Currently Reading: Bombay Meri jaan- Jerry Pinto, Naresh Fernandes
Currently Listening: Two points for honesty- Guster, Nothing ever hurt like you- James Morrison

Friday, December 05, 2008

Are the details in the fabric?

A depressive state is coming over me. Yes, me of the cheery smiles and the 'life is beautiful' outlook, I am feeling sad. And unsettled. And trapped. And panicky. And a million other things. I don't quite know what I am feeling. I don't think I can give it a name. It's a stranger to me. But a familiar one. It passes me often as I go on my day, my life. Occasionally I look into its eyes and realise truths I would rather not, only to quickly look away. Other times, I feel its presence and pretend to busy myself in mundane inconsequences-that black dress, that movie ticket, that cute guy. Yes I know this stranger. And I know why it lurks, even what it wants to tell me, remind me.
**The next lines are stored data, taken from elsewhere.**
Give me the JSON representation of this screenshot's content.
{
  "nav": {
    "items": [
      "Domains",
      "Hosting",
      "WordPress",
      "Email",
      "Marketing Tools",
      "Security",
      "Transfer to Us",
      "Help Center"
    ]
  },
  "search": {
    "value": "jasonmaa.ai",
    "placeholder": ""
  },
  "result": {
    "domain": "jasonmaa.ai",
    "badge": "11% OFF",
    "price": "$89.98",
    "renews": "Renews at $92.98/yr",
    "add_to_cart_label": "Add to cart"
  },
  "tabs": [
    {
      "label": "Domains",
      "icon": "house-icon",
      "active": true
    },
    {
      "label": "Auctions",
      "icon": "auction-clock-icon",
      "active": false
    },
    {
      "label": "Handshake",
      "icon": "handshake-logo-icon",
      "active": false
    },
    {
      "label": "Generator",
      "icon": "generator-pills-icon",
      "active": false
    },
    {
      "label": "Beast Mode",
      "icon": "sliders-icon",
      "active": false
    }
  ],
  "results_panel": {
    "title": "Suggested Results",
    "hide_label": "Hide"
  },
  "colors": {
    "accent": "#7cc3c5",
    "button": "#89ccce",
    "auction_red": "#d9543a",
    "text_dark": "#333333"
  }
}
But how do I tell it, that I know! I know everything it wants to remind me. That this life I lead, is not what I signed up for, not what I thought was coming- This life of ducked heads in cubicles, blank stares at bright screens, this life of regimented comings and goings, this life that I still continue to fight for even though it makes me sad and disappointed.

This is the life where I dream of who I might have been, what I might have done and where I might have gone, And then, wake up to get ready for another cubicle day. This is the life where I chase behind things that I am told to care about: the paycheck, the security, the climb up the ladder, while I leave all that I really care about, in a corner neglected, second rated. This is the life where I lose respect for myself with each passing day for not having the courage to stand up to this life, to the world, to parents, to myself and get that life I yearn. This is the life where I don't even know what that ideal life looks life. I just know it's not this.
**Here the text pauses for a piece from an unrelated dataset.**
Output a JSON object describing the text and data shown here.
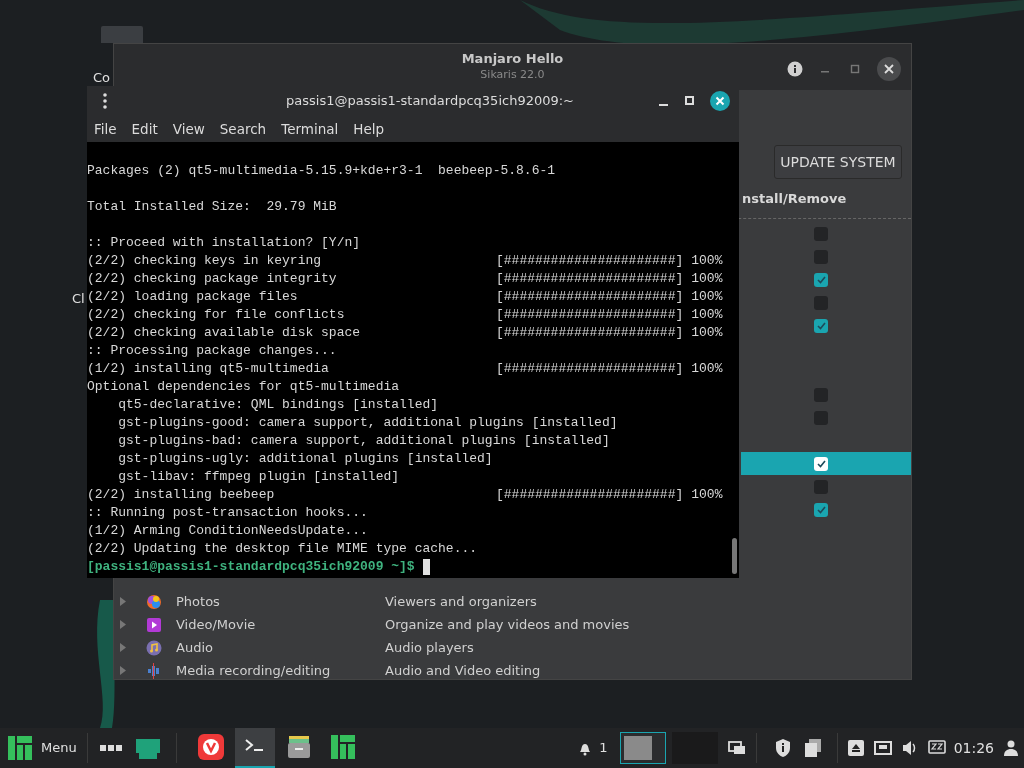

And knowing all that, this is the life I still continue to live- where I bury a little more of me, where I feel a little more dead with each passing day. I can hear Jason Mraz singing into my ear, telling me to "hold my own, know my name and go on my way". He says 'everything will be fine in no time at all'.

But I don't think so. I really don't.

Currently Listening: Details in the fabric- Jason Mraz, Prettiest friend- Jason Mraz
Currently Reading: Bombay, Meri Jaan- Jerry Pinto, Naresh Fernandes

Thursday, December 04, 2008

Where do the children play?

Every thing's as usual. I'm sitting in office freezing and cursing the AC vent, as usual. The Killers are crooning through my headphones as I tap away at my keyboard, very much as usual. When the day is done, I will feel the usual gladness as I shut down my laptop. I will feel my ears popping as I go down 41 floors in the elevator, as usual. I will walk past swanky shoe and dress shops all advertising christmas sales, on my way to the MRT, quite as usual. I will stare blankly at my reflection on the platform doors at the station waiting for the train and then I will fight my way into the train and nod to the music on my headphones as I head on home- All very very usual. My life is going on as usual and nothing seems different. 
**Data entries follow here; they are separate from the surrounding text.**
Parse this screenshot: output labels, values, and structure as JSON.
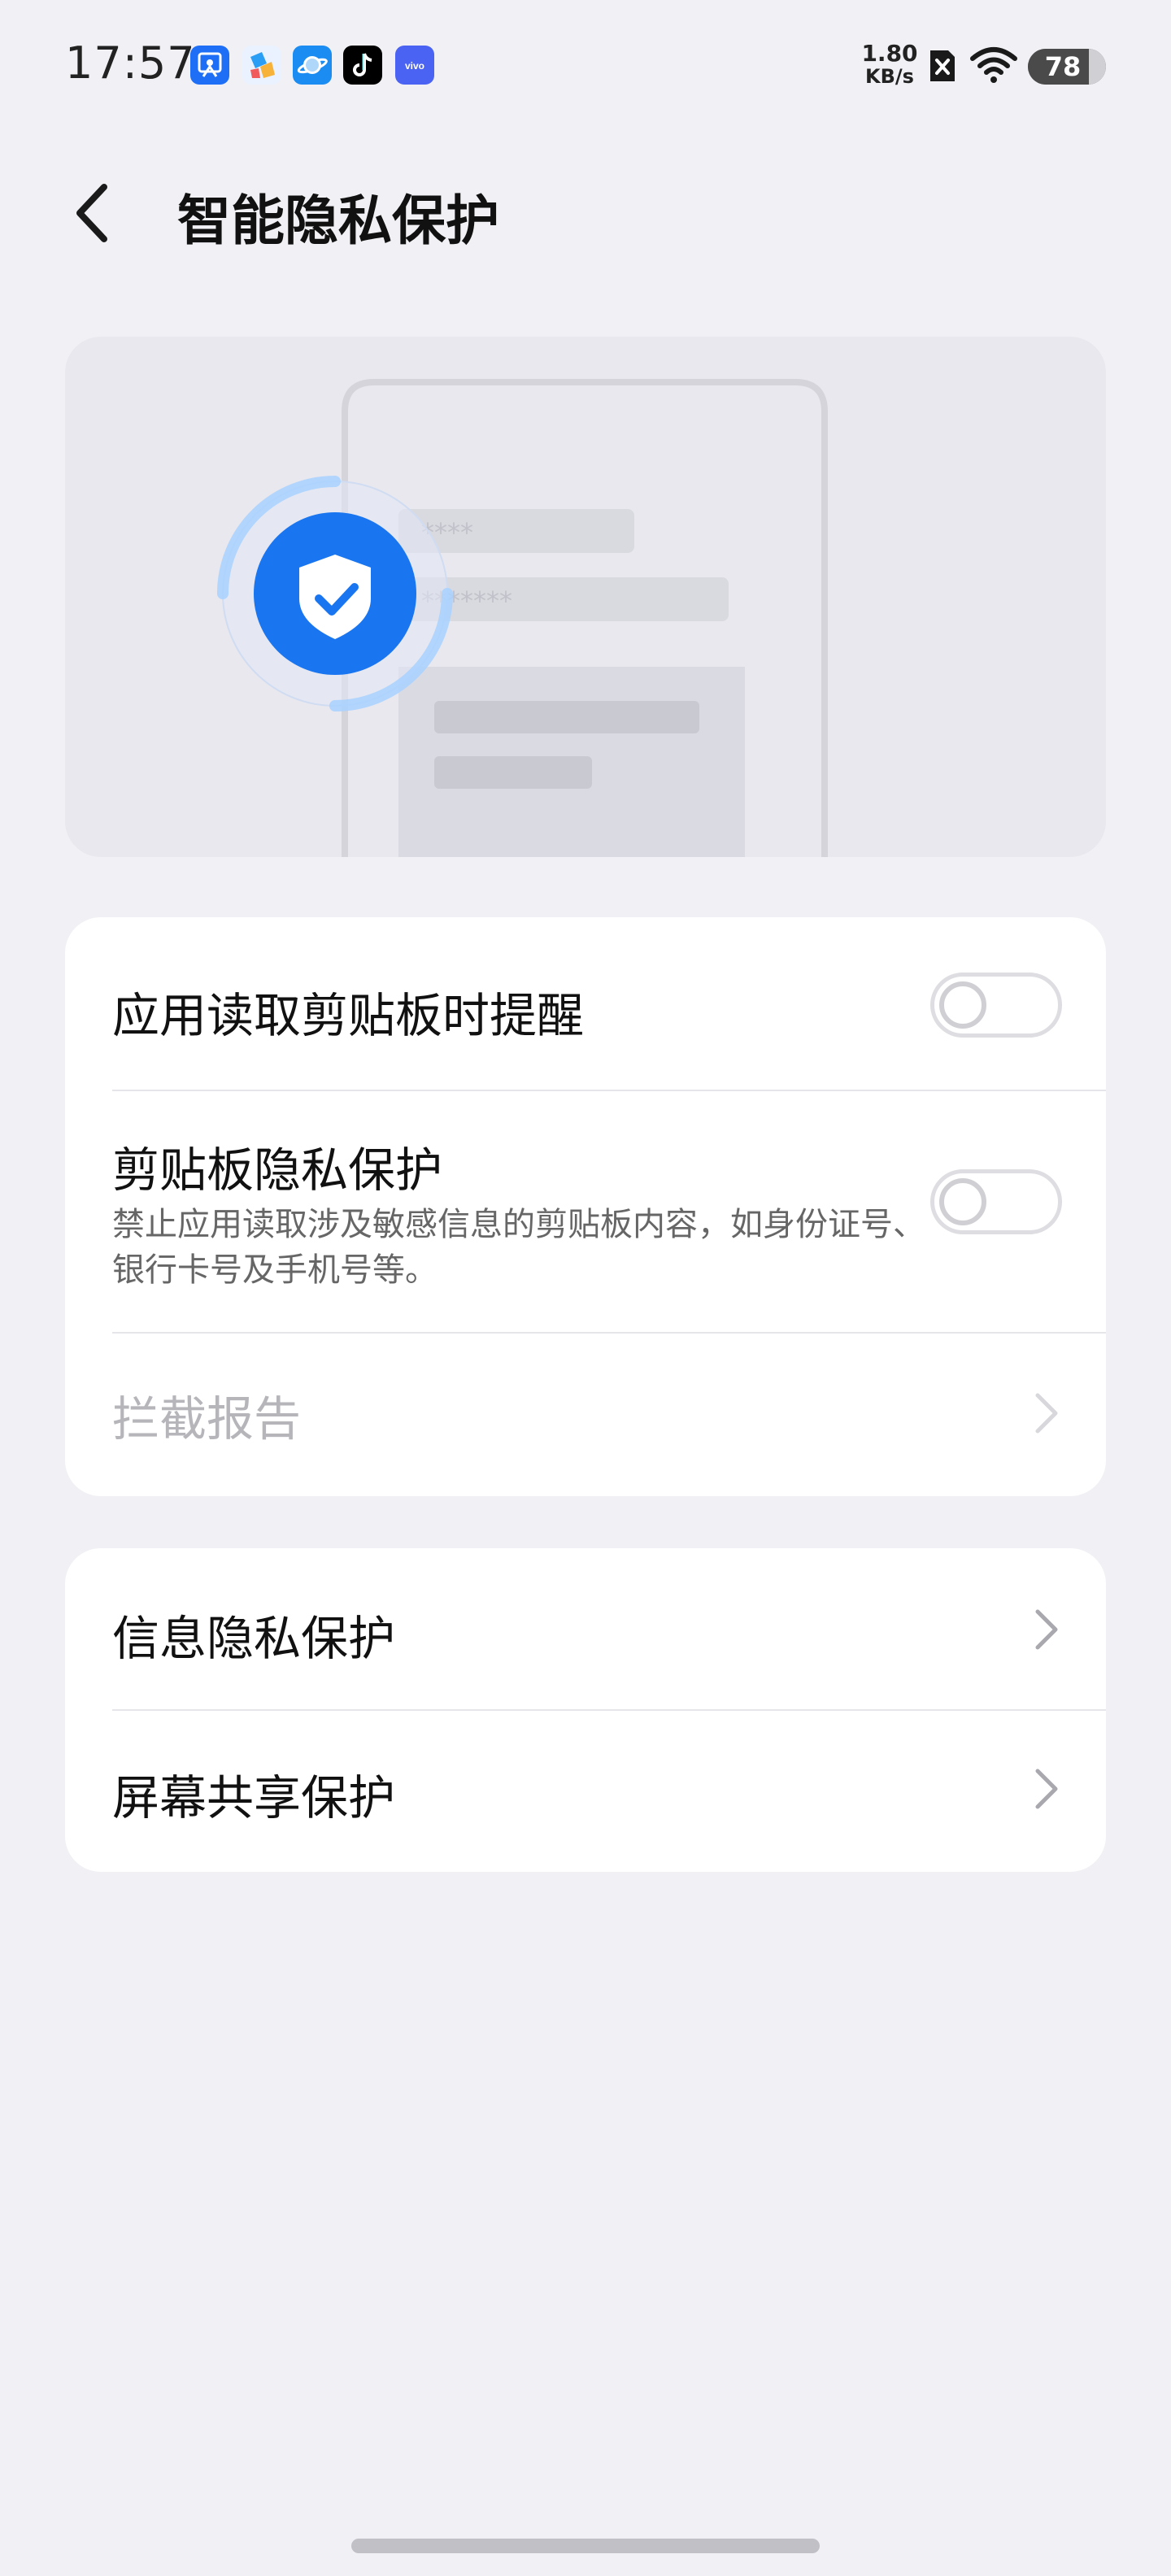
{
  "status_bar": {
    "time": "17:57",
    "notification_icons": [
      {
        "name": "screenshot-app-icon",
        "color": "#1e6ff5"
      },
      {
        "name": "colorful-app-icon",
        "color": "#2a9df4"
      },
      {
        "name": "browser-planet-icon",
        "color": "#1b8cf2"
      },
      {
        "name": "tiktok-icon",
        "color": "#000000"
      },
      {
        "name": "vivo-icon",
        "color": "#4a63f3"
      }
    ],
    "net_speed_value": "1.80",
    "net_speed_unit": "KB/s",
    "battery_level": "78"
  },
  "header": {
    "title": "智能隐私保护"
  },
  "hero": {
    "masked_field_1": "****",
    "masked_field_2": "*******",
    "shield_color": "#1976f0"
  },
  "settings_group_1": {
    "items": [
      {
        "label": "应用读取剪贴板时提醒",
        "toggle_on": false
      },
      {
        "label": "剪贴板隐私保护",
        "description": "禁止应用读取涉及敏感信息的剪贴板内容，如身份证号、银行卡号及手机号等。",
        "toggle_on": false
      },
      {
        "label": "拦截报告",
        "disabled": true
      }
    ]
  },
  "settings_group_2": {
    "items": [
      {
        "label": "信息隐私保护"
      },
      {
        "label": "屏幕共享保护"
      }
    ]
  }
}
Yet something is. Different. I can feel it.

I can feel it every time I call home- In the insecurity in my mom's voice, in everything she tells me and even more in everything that she doesn't. I feel it every time google desktop pops up a news article on Bombay, that it thinks I may be interested in, and it always tells repeatedly of the carnage that happened. I feel it in the way voices become solemn and thoughtful anytime friendly conversation veers towards the B-word. There is something different and in a wrong way. Different about Bombay, different about me.

There is so much I should want to say, so much I should want to shout out, but I can't. Some part of me has stopped feeling, stopped caring. I look at the whole thing with a shrug. I have given up- on Bombay, on India, on any othr part of this world. I am giving up on ever feeling secure anywhere again. I am doing what Bombay-ites have been so praised for doing. I am walking on. And I'm not proud of it.